6) Knots and Quantum Gravity: Progress and Prospects, John Baez, 22 pages in LaTeX format, available as gr-qc/9410018.

My abstract:

Recent work on the loop representation of quantum gravity has revealed previously unsuspected connections between knot theory and quantum gravity, or more generally, 3-dimensional topology and 4-dimensional generally covariant physics. We review how some of these relationships arise from a `ladder of field theories' including quantum gravity and BF theory in 4 dimensions, Chern-Simons theory in 3 dimensions, and the G/G gauged WZW model in 2 dimensions. We also describe the relation between link (or multiloop) invariants and generalized measures on the space of connections. In addition, we pose some research problems and describe some new results, including a proof (due to Sawin) that the Chern-Simons path integral is not given by a generalized measure.

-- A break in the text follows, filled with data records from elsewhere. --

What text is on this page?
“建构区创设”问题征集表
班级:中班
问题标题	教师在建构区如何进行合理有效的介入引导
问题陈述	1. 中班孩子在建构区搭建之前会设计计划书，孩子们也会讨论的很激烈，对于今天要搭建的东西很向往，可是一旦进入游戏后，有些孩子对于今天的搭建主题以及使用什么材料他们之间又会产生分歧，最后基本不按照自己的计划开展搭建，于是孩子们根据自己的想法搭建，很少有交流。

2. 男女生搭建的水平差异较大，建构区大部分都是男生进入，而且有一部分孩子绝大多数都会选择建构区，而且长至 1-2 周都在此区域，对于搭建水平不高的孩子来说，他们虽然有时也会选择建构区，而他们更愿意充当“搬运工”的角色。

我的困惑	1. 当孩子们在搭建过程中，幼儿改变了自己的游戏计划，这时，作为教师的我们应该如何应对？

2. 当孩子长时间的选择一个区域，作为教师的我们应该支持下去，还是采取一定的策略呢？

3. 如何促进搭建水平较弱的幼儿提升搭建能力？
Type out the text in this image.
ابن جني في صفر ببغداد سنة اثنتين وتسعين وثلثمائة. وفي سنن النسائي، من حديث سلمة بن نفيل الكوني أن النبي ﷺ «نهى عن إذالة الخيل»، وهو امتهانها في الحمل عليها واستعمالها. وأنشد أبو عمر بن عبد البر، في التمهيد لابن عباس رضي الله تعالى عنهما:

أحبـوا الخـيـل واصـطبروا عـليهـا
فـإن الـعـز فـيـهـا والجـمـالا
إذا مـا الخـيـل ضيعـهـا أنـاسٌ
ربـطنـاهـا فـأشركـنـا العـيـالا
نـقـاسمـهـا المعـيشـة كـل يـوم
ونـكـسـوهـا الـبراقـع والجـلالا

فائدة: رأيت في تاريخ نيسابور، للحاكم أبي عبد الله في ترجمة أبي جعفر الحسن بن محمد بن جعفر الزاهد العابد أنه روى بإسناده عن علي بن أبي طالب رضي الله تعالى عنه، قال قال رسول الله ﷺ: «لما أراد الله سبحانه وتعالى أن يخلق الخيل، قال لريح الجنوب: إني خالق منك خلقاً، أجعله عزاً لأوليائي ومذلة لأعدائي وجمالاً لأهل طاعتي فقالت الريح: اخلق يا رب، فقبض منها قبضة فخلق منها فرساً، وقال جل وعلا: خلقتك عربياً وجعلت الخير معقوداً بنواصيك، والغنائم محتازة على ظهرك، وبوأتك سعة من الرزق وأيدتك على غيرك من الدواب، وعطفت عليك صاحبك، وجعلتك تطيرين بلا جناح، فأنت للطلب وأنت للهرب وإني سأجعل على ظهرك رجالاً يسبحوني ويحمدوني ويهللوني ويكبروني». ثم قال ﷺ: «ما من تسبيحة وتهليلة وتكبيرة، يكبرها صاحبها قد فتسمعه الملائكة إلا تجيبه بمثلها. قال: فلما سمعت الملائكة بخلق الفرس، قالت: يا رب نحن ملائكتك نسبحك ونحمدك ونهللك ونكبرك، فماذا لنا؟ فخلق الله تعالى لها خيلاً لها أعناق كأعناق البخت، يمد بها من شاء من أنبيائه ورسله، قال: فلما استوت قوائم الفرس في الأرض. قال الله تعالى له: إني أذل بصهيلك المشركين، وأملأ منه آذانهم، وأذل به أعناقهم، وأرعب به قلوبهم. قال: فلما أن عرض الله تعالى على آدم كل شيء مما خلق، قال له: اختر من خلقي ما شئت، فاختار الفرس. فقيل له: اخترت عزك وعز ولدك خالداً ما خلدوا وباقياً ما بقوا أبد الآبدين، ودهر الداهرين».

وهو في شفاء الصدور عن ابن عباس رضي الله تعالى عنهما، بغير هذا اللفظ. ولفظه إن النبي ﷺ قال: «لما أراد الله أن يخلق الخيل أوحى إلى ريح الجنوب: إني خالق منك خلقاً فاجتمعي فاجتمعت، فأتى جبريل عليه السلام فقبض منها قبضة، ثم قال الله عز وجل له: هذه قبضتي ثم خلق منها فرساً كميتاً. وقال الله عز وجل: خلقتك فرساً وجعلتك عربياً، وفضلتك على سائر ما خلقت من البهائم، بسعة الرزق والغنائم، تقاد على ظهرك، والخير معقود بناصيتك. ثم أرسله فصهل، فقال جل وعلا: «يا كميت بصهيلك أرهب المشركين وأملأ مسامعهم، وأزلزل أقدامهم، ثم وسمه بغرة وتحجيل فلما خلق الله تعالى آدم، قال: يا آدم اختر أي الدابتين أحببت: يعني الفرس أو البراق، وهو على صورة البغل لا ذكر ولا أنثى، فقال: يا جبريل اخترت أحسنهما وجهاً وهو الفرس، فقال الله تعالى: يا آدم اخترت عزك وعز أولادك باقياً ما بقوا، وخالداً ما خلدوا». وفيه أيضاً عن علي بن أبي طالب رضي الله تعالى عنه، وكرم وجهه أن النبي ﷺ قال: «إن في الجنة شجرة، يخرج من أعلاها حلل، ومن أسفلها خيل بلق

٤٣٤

Finally, let me draw people's attention to "Matters of Gravity", the newsletter Jorge Pullin puts together at considerable effort, to keep people informed about general relativity and the like, experimental and theoretical:

7) "Matters of Gravity", a newsletter for the gravity community, Number 4, edited by Jorge Pullin, 24 pages in Plain TeX, available as gr-qc/9409004, or from WWW by http://vishnu.nirvana.phys.psu.edu/

Here's the table of contents of this issue:

Gravity News:
 Report on the APS topical group in gravitation, Beverly Berger.
Research briefs:
 Gravitational microlensing and the search for dark matter, Bohdan Paczynski.
 Laboratory gravity: the G mystery, Riley Newman.
 LIGO project update, Stan Whitcomb.
Conference Reports
 PASCOS '94, Peter Saulson.
 The Vienna Meeting, P. Aichelburg, R. Beig.
 The Pitt binary black hole grand challenge meeting, Jeff Winicour.
 International symposium on experimental gravitation at Pakistan, 
Munawar Karim.
 10th Pacific coast gravity meeting, Jim Isenberg.